Cosa ci sta dicendo un libro sulla Bibbia primo in classifica
mercoledì 15 gennaio 2025

Della Bibbia – il “libro più presente e meno letto” nelle case degli italiani – sappiamo che è alle fondamenta della nostra fede eppure lo trattiamo con sufficienza, quasi fosse un elemento di arredo caro quanto pressoché invisibile. Tanto da accontentarci di una mezza paginetta di lettura domenicale a Messa – per chi ci va –, un estratto che lascia infrequentato l’originale. Questa fruizione porzionata della Scrittura tuttavia non sembra scalfirne la preziosità nella memoria della gente, assai più legata di quel che può sembrare al mondo che la Bibbia ci riporta in vita e rende ancora nostro contemporaneo nella sua sempre sorprendente attualità. Un immaginario religioso presente nella vita di molti italiani benché quasi del tutto ignorato dal discorso pubblico, tra media e cultura. Invece c’è, e chiede nutrimento.

Si va per indizi, beninteso: ma quello che ci offre la classifica dei libri più venduti in Italia nel 2024, in vetta alla quale campeggia Il Dio dei nostri padri. Il grande romanzo della Bibbia, ha qualcosa da dirci. Non sarà l’opera rigorosa di un biblista o di un teologo, d’accordo: ma Aldo Cazzullo che ne è l’autore vi ha speso la sua indubbia arte giornalistica offrendo una versione narrata della Bibbia che ha il non piccolo merito di scarcerarla dall’impolverato scaffale domestico, lasciando che l’eccezionale ricchezza di personaggi e di storie torni a parlarci con tutta la sua capacità di emozionare, coinvolgere, interpellare.

Nella sbalorditiva notizia di un libro sul Dio biblico che primeggia nelle vendite c’è però anche molto di più. Ed è forse il riemergere di quel “riconoscersi credenti” con il quale la ricerca del Censis su «Italiani, fede e Chiesa», del novembre 2024, ha spiazzato quanti pensavano che il “non possiamo non dirci cristiani” fosse ormai consegnato alla storia.
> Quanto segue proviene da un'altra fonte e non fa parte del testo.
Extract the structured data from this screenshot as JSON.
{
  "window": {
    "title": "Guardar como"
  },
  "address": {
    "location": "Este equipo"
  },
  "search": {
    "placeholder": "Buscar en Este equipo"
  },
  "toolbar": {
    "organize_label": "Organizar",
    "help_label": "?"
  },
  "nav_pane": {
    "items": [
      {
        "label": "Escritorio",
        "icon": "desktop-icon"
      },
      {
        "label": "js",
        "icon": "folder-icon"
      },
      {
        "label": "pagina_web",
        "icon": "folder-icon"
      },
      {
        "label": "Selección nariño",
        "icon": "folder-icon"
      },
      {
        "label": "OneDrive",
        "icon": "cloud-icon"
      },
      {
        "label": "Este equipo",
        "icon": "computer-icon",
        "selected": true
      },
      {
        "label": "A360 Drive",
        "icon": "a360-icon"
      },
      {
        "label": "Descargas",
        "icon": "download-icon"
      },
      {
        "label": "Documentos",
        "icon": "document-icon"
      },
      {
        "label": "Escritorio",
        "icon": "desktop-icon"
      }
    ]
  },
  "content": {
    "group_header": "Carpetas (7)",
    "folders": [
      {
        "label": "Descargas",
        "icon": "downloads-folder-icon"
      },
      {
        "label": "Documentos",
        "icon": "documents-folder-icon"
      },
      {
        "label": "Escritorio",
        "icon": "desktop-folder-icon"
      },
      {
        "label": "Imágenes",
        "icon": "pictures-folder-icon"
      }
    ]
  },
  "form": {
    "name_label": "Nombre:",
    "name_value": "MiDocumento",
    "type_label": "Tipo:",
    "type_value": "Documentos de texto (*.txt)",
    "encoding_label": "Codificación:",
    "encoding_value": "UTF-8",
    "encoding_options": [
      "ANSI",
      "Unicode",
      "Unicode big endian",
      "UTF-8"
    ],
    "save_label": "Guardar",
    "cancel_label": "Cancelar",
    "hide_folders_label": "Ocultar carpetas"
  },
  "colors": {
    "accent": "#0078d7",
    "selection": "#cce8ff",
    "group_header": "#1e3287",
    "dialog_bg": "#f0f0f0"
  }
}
Compra e legge una «biografia di Dio» – com’è stato definito il libro di Cazzullo – chi sente di trovare nelle sue pagine un linguaggio e un mondo verso il quale sperimenta interesse e attrazione, forse nostalgia, non certo indifferenza o estraneità. Un modo per tornare a dare del tu a un universo che aveva perso di vista. E se lo dona ad altri è perché nel destinatario del libro vede questa stessa “parentela” percepita con nomi, luoghi e vicende che stanno dentro la nostra biografia culturale. Non si tratta di appartenenza religiosa o ecclesiale: per molti che la sperimentano (il 15,3% di “cattolici praticanti”) la Bibbia in quanto tale è ancora un libro che non ha bisogno di mediazioni narrative, e semmai si affidano a navigatori esperti. Il fenomeno editoriale del «Dio dei nostri padri» attinge con ogni probabilità a quella che il Censis ha definito «zona grigia», il 71,1% degli italiani che si sentono a proprio agio nella definizione di “cattolico” anche se poi tutto sembra fermarsi lì. È la vastissima area «in cui Dio non è morto – si legge nella ricerca –, non è irraggiungibile, anzi, è vicino, vivo nelle cose piccole, nelle richieste di aiuto e soprattutto nelle emozioni».

Forse chi è più “praticante” pensa che questo vago “sentirsi cattolici” sia poca cosa, che non basti a dare un senso vero a una vita, che sia persino troppo comodo cavarsela con una autodefinizione religiosa tanto blanda. E tuttavia dentro questa maggioranza religiosamente silenziosa «c’è ancora devozione e rispetto per alcuni simboli della fede, sentimenti religiosi non superficiali, voglia di comunità, di identità e di una morale non prescrittiva ma che almeno indichi un’uscita dall’autodeterminazione». Chissà che anche solo un libro di successo basti ad accendere una luce capace di portare lontano.